Ahhh the beghairat traitor Pakistanis who left the country, 2nd class citizens when they visit their country.
The ones not only sending money, but buying the junk produced back home that no one even in Pakistan buys any more. the ones who when goto Sears or JC Penny and see a shirt "Made in Pakistan", they buy that ugliest shirt with no intention of wearing it. Yes these same Pakistani who your Supreme court "Justice" says are less of Pakistani.

Supreme court wants them to be involved in elections but ECP says no.
 
And people look down at these same migrant workers when they return to Pakistan. They are called burger-khors, bewakuf, confused among other terms. There is no place even in Pakistan for those who struggle and work hard to improve their nation.

Noone said life is easy, these same name calling if not on your face happens else where in the world as well. Does not mean you give up what you are doing and sulk.. if you talk big about loving something, you have to be ready to endure what comes with that dysfunctional love. You want 1st class citizen status by buying a shirt and professing undying love. Your words have to match your actions.
 
Most people have chosen to leave the country because the corrupts continue to get elected through corruption and feudalism.

They are the best of the Pakistani crop including doctors and businessman, who are being targeted throughout Pakistan by theives, gangsters, political/ethnic fights.
 
Thank you for buying that shirt and giving us that support. God forbid you would get your education and then create 10 jobs in the country you love so much.

God forbids if that country lets anyone do anything, you will be punished beyond recognition (FUBAR) if you try to create something there. by the way I loved the country I left 25 years ago, that country isn't there anymore, given few more years we wont give a FFFF about that country anymore the way things are going there
 
Supreme court wants them to be involved in elections but ECP says no.

ECP is competely owned by PPP & PML-N. They will never allow honest votes, free & fair elections in Pakistan.

Most people have chosen to leave the country because the corrupts continue to get elected through corruption and feudalism.
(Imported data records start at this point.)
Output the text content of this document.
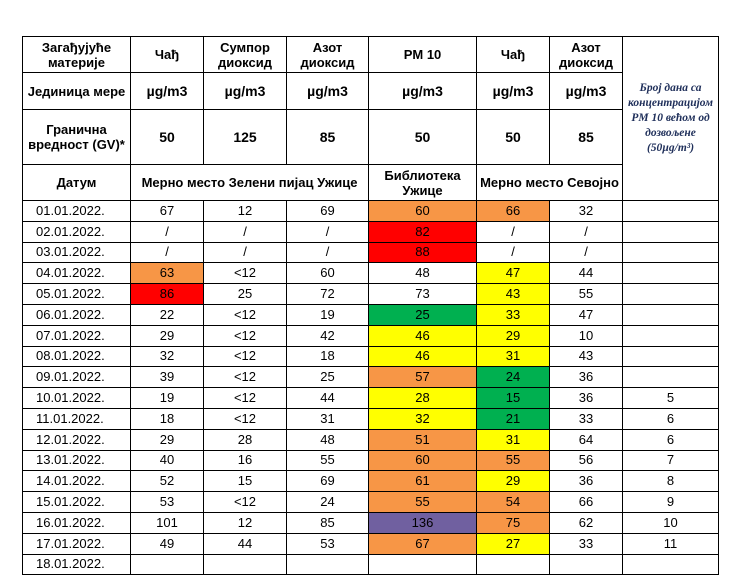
Загађујуће материје	Чађ	Сумпор диоксид	Азот диоксид	PM 10	Чађ	Азот диоксид	Број дана са концентрацијом PM 10 већом од дозвољене (50µg/m³)
Јединица мере	µg/m3	µg/m3	µg/m3	µg/m3	µg/m3	µg/m3	
Гранична вредност (GV)*	50	125	85	50	50	85	
Датум	Мерно место Зелени пијац Ужице			Библиотека Ужице	Мерно место Севојно		
01.01.2022.	67	12	69	60	66	32	
02.01.2022.	/	/	/	82	/	/	
03.01.2022.	/	/	/	88	/	/	
04.01.2022.	63	<12	60	48	47	44	
05.01.2022.	86	25	72	73	43	55	
06.01.2022.	22	<12	19	25	33	47	
07.01.2022.	29	<12	42	46	29	10	
08.01.2022.	32	<12	18	46	31	43	
09.01.2022.	39	<12	25	57	24	36	
10.01.2022.	19	<12	44	28	15	36	5
11.01.2022.	18	<12	31	32	21	33	6
12.01.2022.	29	28	48	51	31	64	6
13.01.2022.	40	16	55	60	55	56	7
14.01.2022.	52	15	69	61	29	36	8
15.01.2022.	53	<12	24	55	54	66	9
16.01.2022.	101	12	85	136	75	62	10
17.01.2022.	49	44	53	67	27	33	11
18.01.2022.							
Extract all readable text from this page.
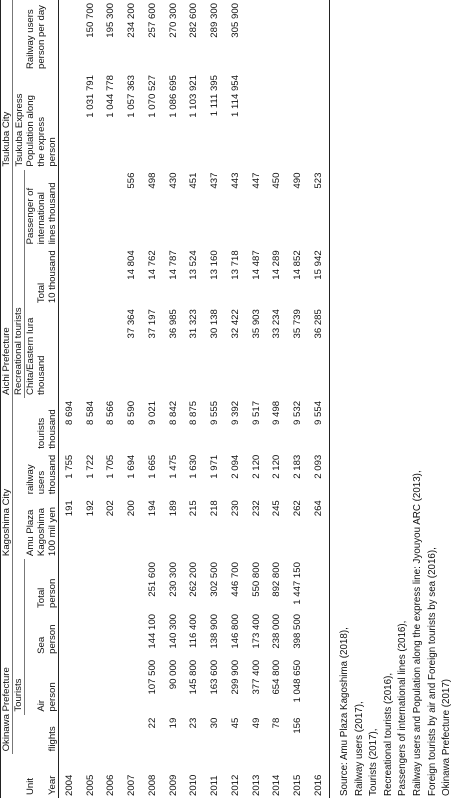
	Okinawa Prefecture				Kagoshima City			Aichi Prefecture			Tsukuba City	
		Tourists						Recreational tourists			Tsukuba Express	
Unit					Amu Plaza	railway		Chita/Eastern Iura		Passenger of	Population along	Railway users
		Air	Sea	Total	Kagoshima	users	tourists	thousand	Total	international	the express	person per day
Year	flights	person	person	person	100 mil yen	thousand	thousand		10 thousand	lines thousand	person	
2004					191	1 755	8 694					
2005					192	1 722	8 584				1 031 791	150 700
2006					202	1 705	8 566				1 044 778	195 300
2007					200	1 694	8 590	37 364	14 804	556	1 057 363	234 200
2008	22	107 500	144 100	251 600	194	1 665	9 021	37 197	14 762	498	1 070 527	257 600
2009	19	90 000	140 300	230 300	189	1 475	8 842	36 985	14 787	430	1 086 695	270 300
2010	23	145 800	116 400	262 200	215	1 630	8 875	31 323	13 524	451	1 103 921	282 600
2011	30	163 600	138 900	302 500	218	1 971	9 555	30 138	13 160	437	1 111 395	289 300
2012	45	299 900	146 800	446 700	230	2 094	9 392	32 422	13 718	443	1 114 954	305 900
2013	49	377 400	173 400	550 800	232	2 120	9 517	35 903	14 487	447		
2014	78	654 800	238 000	892 800	245	2 120	9 498	33 234	14 289	450		
2015	156	1 048 650	398 500	1 447 150	262	2 183	9 532	35 739	14 852	490		
2016					264	2 093	9 554	36 285	15 942	523		
Source: Amu Plaza Kagoshima (2018), Railway users (2017), Tourists (2017), Recreational tourists (2016), Passengers of international lines (2016), Railway users and Population along the express line: Jyouyou ARC (2013), Foreign tourists by air and Foreign tourists by sea (2016), Okinawa Prefecture (2017)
They are the best of the Pakistani crop including doctors and businessman, who are being targeted throughout Pakistan by theives, gangsters, political/ethnic fights.

PPP's main objecive was to destroy Pakistan & they have done it well. Pakistan Army needs to take over & clean all this mess other wise this will continue forever.

Upcoming elections are competely rigged & planned PML-N will win the elections then after 5 years PPP will win the elections. Just like 90's, same crap over & over again.